Come ce ne vuole per abituarsi a vivere bene anche senza un piede, o un polmone. Non sarebbero ricresciuti, ma si sarebbe imparata la lezione del fare a meno di, che in fondo era tutto ciò che serviva sapere di un lutto.
… imparare a fare meno di…
«Lo vedi crescendo “diceva suo padre” proprio nella capacità di sopravvivere alla scomparsa dei genitori, quanto è forte la vita… dopo la loro scomparsa».
Al contrario Gino, uomo dei mille colori del mare, intendeva sottomettere ai suoi intendimenti un corpo affetto da svariate patologie che avevano già lasciato segni, limitazioni, assenze, perdite. Ignorava, o preferiva ignorare come Yōsuke, e come lui era convinto che la malattia veniva nascosta? Gli dicevo che il suo corpo esprimeva delle difficoltà, e lui contestava la mia interpretazione della semeiotica, diceva che non sapevo leggere i segni del corpo. Arrivò a dire che se il corpo mi stava raccontando delle sue difficoltà, l’unica verità era che mentiva.
Io cercavo di mostrargli quali fossero i rischi di ciò che stava intraprendendo e che avrebbe portato a termine con pericolo. Come da lui voluto.
Anche io in riferimento a Cioran penso “all’ardimentoso inganno” che pervade la sua opera, in cui uno spirito crudele ma al contempo speranzoso, come il disinganno è presente.
Crudele perché di fronte ad esso ogni fenomeno mondano sfocia nel fallimento, speranzoso perché niente è più istruttivo, in filosofia, del fallimento stesso. Gino voleva girare per casa, una volta che veniva liberato dalle sbarre laterali “protettive” del letto e messi in piedi.
Una casa… un atelier d’arte… un museo… tutto questo la sua abitazione, e tutto nel suo caos ordinato, significante, e gestibile per l’antica memoria di vita, vissuta intensamente, in quegli spazi e con quegli oggetti.

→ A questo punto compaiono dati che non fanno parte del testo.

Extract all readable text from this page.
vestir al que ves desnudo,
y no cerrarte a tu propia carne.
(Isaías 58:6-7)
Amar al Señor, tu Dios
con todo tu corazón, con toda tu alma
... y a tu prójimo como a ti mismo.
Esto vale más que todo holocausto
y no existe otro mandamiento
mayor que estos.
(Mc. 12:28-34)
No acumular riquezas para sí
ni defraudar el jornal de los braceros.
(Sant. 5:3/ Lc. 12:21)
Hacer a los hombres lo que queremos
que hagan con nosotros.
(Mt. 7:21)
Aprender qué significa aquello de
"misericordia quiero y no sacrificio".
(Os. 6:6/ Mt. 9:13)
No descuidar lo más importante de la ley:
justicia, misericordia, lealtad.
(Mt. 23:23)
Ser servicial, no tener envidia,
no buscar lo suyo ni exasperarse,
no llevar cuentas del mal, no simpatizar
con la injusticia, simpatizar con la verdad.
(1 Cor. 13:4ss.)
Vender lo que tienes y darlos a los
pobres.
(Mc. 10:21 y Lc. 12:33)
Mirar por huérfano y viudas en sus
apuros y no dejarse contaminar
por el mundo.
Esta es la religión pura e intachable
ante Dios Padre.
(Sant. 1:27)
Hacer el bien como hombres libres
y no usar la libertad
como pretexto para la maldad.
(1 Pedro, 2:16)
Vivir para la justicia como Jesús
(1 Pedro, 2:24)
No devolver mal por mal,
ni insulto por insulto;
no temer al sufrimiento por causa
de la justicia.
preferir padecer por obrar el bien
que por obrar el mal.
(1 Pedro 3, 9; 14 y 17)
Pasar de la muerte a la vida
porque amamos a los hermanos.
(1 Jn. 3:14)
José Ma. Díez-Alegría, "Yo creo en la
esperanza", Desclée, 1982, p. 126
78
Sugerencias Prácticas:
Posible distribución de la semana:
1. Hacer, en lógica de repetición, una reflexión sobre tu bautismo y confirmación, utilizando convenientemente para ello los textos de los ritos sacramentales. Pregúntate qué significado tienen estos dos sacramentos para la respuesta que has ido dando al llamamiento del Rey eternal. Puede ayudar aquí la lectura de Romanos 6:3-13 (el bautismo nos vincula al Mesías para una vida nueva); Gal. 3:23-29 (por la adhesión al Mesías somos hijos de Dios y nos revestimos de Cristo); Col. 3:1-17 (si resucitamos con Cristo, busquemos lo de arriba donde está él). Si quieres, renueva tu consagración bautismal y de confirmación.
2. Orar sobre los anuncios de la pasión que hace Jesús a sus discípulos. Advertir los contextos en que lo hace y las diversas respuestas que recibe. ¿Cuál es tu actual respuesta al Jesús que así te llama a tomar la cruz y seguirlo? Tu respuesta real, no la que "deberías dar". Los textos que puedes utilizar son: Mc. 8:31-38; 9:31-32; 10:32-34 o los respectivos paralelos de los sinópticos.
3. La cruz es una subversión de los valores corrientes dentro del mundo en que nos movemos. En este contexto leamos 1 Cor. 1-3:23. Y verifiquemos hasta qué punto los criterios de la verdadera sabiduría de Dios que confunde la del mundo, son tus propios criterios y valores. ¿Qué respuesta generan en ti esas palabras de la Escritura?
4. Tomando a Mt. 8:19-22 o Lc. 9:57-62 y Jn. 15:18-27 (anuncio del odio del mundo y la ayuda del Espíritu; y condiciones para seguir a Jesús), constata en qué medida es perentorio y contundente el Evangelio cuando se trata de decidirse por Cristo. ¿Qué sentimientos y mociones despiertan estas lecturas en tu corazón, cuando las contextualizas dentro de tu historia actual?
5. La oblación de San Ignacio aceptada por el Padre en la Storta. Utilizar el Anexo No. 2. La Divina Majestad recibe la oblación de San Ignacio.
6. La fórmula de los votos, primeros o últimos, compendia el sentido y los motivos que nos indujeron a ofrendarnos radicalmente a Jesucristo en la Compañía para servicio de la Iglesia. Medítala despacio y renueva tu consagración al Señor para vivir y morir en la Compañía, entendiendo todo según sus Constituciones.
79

«E’ stupefacente pensare a come col tempo la mente migliori, si diventi più saggi e più colti, e il corpo invece si deteriora, – disse Sayaka (sorella di Aoi addetta al trucco delle salme) con vivacità. – Ho sempre pensato che il punto sia proprio questo: il corpo è la prima cosa, quella per cui veniamo al mondo».
Sayaka e Mio si trovano insieme a vestire con un kimono shiromuku una signora che prima di morire aveva espresso questo desiderio.
Lo shiromuku bianco, dalle mille pieghe che producono infinite sfumature, per le nozze.
Mio riusciva a capire quanto vicino fosse un matrimonio ad un funerale.